Berkemenangan
Semangat kompetitif budaya kita telah meresap ke dalam kehidupan gereja. Dan Tuhan ingin kita berhasil, namun kita harus melakukannya sesuai dengan persyaratan-Nya.
Oleh Michelle Van Loon
“Sebab semua yang lahir dari Allah, mengalahkan dunia. Dan inilah kemenangan yang mengalahkan dunia: iman kita.”(IYohanes 5:4)
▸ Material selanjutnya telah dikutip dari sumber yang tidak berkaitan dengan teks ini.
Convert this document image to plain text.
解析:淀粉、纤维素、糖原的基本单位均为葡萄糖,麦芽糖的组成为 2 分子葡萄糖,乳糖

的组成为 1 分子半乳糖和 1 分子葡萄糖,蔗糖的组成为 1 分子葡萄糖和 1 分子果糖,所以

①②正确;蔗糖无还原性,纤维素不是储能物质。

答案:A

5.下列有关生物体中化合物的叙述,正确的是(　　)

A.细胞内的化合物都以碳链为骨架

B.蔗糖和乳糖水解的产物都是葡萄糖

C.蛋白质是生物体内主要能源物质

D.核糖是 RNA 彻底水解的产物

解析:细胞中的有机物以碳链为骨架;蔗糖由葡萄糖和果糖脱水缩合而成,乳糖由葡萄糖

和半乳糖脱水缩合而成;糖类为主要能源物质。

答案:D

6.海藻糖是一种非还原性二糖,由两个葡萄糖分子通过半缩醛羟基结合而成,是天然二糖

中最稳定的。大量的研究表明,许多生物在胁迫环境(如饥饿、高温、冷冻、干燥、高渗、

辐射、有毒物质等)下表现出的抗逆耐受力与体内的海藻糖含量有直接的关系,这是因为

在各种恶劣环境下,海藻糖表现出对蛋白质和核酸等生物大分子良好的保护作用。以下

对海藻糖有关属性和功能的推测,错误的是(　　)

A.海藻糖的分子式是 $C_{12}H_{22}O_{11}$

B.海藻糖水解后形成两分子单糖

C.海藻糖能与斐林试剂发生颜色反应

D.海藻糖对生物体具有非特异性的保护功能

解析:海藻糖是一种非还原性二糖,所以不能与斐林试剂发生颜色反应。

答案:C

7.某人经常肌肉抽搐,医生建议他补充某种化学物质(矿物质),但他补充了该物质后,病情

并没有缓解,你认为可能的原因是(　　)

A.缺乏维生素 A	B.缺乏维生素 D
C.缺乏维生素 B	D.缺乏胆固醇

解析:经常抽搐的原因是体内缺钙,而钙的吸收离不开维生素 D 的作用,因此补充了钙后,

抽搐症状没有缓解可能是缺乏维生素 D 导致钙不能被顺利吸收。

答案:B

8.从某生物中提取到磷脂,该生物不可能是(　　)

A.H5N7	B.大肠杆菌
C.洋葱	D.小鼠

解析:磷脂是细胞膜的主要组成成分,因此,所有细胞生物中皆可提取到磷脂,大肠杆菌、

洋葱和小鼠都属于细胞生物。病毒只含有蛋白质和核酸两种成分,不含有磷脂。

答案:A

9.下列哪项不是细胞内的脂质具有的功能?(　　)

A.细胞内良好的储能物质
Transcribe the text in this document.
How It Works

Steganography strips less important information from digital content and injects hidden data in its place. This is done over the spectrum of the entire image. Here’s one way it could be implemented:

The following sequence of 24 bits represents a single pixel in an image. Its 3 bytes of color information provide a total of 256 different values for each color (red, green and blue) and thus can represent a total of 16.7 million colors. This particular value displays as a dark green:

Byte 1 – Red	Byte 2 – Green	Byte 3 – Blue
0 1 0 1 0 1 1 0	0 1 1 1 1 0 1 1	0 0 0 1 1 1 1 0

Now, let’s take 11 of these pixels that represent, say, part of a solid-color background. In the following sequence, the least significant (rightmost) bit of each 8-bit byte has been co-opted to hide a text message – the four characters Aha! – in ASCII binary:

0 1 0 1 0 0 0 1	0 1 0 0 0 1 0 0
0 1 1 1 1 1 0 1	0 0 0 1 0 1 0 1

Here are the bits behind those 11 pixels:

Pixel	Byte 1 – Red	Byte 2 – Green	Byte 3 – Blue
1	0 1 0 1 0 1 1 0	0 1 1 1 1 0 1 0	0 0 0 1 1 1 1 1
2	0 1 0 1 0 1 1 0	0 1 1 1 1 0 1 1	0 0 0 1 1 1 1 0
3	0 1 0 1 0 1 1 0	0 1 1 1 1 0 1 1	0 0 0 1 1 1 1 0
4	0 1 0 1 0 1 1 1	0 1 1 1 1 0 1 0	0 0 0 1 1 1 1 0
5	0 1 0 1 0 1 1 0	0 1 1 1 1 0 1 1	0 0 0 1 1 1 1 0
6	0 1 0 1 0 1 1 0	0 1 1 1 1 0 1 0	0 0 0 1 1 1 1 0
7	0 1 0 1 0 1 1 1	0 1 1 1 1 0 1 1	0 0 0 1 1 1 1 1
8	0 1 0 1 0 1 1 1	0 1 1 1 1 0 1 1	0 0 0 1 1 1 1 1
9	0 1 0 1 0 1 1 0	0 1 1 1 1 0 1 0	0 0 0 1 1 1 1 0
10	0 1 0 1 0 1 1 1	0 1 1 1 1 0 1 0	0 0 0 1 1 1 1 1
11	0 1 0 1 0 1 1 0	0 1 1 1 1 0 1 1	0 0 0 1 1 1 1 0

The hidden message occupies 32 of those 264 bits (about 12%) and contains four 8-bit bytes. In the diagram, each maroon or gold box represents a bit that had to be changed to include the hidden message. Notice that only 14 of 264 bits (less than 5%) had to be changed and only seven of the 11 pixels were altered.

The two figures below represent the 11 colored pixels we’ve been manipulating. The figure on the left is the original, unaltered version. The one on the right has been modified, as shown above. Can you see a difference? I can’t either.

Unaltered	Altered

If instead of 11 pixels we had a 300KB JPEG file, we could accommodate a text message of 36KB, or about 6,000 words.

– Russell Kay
Saya menonton lebih sering menonton acara TV yang berfokus pada kompetisi. Salah satu favorit saya adalah program Chopped(dicincang) yang sangat lucu, di mana empat koki profesional diberikan sekeranjang bahan aneh seperti kumquat, tiram, permen kenyal, dan sesendok minuman keras dan ditugaskan untuk mengubahnya menjadi makanan yang dapat dimakan dan indah dalam waktu yang sangat singkat . Untuk setiap babak — hidangan pembuka, hidangan utama, dan hidangan penutup — panel juri akan mengeluarkan satu kontestan dengan kata-kata “Anda telah dicincang!” Koki terakhir yang masih tersisa akan memenangkan hadiah uang tunai dan hak untuk membual.
Entah itu kecakapan fisik yang diangkat dalam acara-acara olahraga, suara penyanyi yang sangat bagus yang dipuja di ajangpencarian bakat, atau keahlian yang diapresiasi pada acara memasak, kita yang menonton di rumah adalah juri yang sebenarnya. Dari kenyamanan sofa kita, kita menilai kinerja para pesaing dan keputusan para juri (meskipun kitatidak mencicipi taco saos tiramnya). Kita suka melihat dan merayakan para pemenang.
Kitapun menyukai para pemenang di dalam gereja. Ketika seorang selebriti — seorang “pemenang” dalam budaya kita — mengaku beriman kepada Yesus, kita sering kali dengan cepat mendorongnya ke dalam sorotan Kristiani. Setiap kali ini terjadi, saya memikirkan Bob Dylan, yang merekam album penginjilan secara eksplisit dan mulai mengabarkan Mesias yang telah bangkit dalam konsernya selama beberapa tahun. Dia kemudian secara terbuka mundur dari imannya yang baru dan juga gerejanya. Menjadi sorotan merupakan tempat yang sangat tidak ramah bagi iman untuk bertumbuh dan menjadi dewasa. Sedihnya, sejak pertobatannya, orang-orang di sekitarnya memperlakukannya sebagai piala alih-alih membina imannya. Dia adalah kemenangan besar bagi Tim Kristen … sampai dia tidak lagi beriman.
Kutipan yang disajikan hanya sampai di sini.